Even in
the best of times, the Verve has traveled a rocky path.
The
Greater Manchester quartet is as renowned for its richly-textured, stadium-size
anthems as it is for its members’ bouts with addiction and each other. The
on-again, off-again act first bid the world farewell following its turbulent, Ecstasy-fueled
recording sessions for 1995’s A Northern Soul. The band resurfaced two years
later with Urban Hymns, the breakthrough that spawned the massive “Bitter Sweet
Symphony,” but legal complications arising from the use of a Rolling Stones
sample forced the Verve to relinquish every cent of the single’s royalties. A
second breakup was announced in ’99 following a tour marred by infighting and
the resignation of guitarist Nick McCabe.
Such
self-destructive drama only makes Forth,
the Verve’s spirited return from a near decade-long hiatus, that much more
surprising. After so many years of relative silence – singer Richard Ashcroft
released a trio of soul-searching solo manifestos, with decidedly mixed results
– the band has rediscovered its muse, producing a solid collection of tightly
structured rockers and keeping its meandering jam-band tendencies to a minimum.

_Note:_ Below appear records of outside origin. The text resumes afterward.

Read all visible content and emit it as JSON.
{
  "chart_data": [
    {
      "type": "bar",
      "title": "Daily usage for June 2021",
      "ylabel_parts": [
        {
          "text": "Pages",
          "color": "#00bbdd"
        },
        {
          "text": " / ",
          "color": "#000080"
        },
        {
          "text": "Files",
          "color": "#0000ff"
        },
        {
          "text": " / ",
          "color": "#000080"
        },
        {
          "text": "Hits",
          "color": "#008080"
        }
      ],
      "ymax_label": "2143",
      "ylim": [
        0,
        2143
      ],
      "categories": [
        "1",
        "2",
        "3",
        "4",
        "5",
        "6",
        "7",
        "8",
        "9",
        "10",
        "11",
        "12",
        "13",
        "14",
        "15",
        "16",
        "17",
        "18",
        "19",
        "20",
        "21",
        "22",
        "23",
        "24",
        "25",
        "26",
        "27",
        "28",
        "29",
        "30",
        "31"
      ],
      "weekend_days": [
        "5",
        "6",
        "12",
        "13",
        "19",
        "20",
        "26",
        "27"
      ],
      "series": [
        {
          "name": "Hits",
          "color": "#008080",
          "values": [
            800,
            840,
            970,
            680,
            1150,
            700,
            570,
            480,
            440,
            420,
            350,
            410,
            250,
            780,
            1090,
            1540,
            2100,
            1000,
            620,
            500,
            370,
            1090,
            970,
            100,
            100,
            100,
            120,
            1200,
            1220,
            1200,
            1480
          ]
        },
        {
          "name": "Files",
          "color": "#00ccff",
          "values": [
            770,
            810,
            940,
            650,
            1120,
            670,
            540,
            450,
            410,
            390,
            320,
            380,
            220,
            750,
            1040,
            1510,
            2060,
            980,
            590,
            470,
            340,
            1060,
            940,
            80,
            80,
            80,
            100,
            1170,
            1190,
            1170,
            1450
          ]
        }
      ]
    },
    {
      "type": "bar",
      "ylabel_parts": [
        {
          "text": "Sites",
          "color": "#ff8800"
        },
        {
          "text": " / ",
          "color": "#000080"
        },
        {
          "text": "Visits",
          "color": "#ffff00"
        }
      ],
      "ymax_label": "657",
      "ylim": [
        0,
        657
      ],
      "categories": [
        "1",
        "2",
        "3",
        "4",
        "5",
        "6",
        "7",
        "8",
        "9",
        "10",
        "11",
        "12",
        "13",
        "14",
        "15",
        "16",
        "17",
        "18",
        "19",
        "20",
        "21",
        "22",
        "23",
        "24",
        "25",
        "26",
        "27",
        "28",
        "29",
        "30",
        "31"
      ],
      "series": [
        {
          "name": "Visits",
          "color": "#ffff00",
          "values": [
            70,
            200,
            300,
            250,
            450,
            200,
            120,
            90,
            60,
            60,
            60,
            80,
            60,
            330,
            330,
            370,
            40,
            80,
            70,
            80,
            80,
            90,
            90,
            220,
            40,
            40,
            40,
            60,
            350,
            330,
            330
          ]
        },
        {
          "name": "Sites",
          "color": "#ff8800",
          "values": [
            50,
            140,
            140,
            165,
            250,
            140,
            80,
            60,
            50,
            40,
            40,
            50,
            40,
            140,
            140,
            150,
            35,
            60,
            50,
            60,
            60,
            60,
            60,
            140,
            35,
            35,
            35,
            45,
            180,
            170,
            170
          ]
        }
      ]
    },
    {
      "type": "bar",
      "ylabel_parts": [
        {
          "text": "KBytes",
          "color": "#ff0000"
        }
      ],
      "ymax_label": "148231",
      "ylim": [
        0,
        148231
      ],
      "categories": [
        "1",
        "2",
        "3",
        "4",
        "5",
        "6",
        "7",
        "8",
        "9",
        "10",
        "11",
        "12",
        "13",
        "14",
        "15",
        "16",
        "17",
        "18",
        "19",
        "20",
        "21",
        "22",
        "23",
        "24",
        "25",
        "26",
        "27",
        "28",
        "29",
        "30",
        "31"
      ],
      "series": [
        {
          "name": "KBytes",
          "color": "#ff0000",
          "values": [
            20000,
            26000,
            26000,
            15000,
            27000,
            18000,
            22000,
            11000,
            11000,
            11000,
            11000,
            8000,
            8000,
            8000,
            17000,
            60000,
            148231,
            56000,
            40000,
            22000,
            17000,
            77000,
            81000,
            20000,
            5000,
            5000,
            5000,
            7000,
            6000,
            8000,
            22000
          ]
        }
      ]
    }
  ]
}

Far from a half-hearted cash grab, Forth
finds Ashcroft’s seductive snarl gloriously intact on “Sit and Wonder,” a moody
slice of bass-driven psychedelia, and “Noise Epic,” a hard-charging,
eight-minute eruption that recalls A Northern Soul’s
thunderous
riffing.
Not
that the band has forsaken its penchant for pretty, introspective ballads. "Rather Be," with its uncharacteristically upbeat,
sing-along chorus ("But I'd rather be here than be anywhere/Is there anywhere better than here?") fits the bill. Despite the
trite sentimentality, the track stands out as the album's blissful highlight. And amid rumors that Ashcroft and McCabe are
already back to their quarrelsome ways, its sunny refrain is enough to give fans a glimmer of hope that the Verve's Forth will not be its last.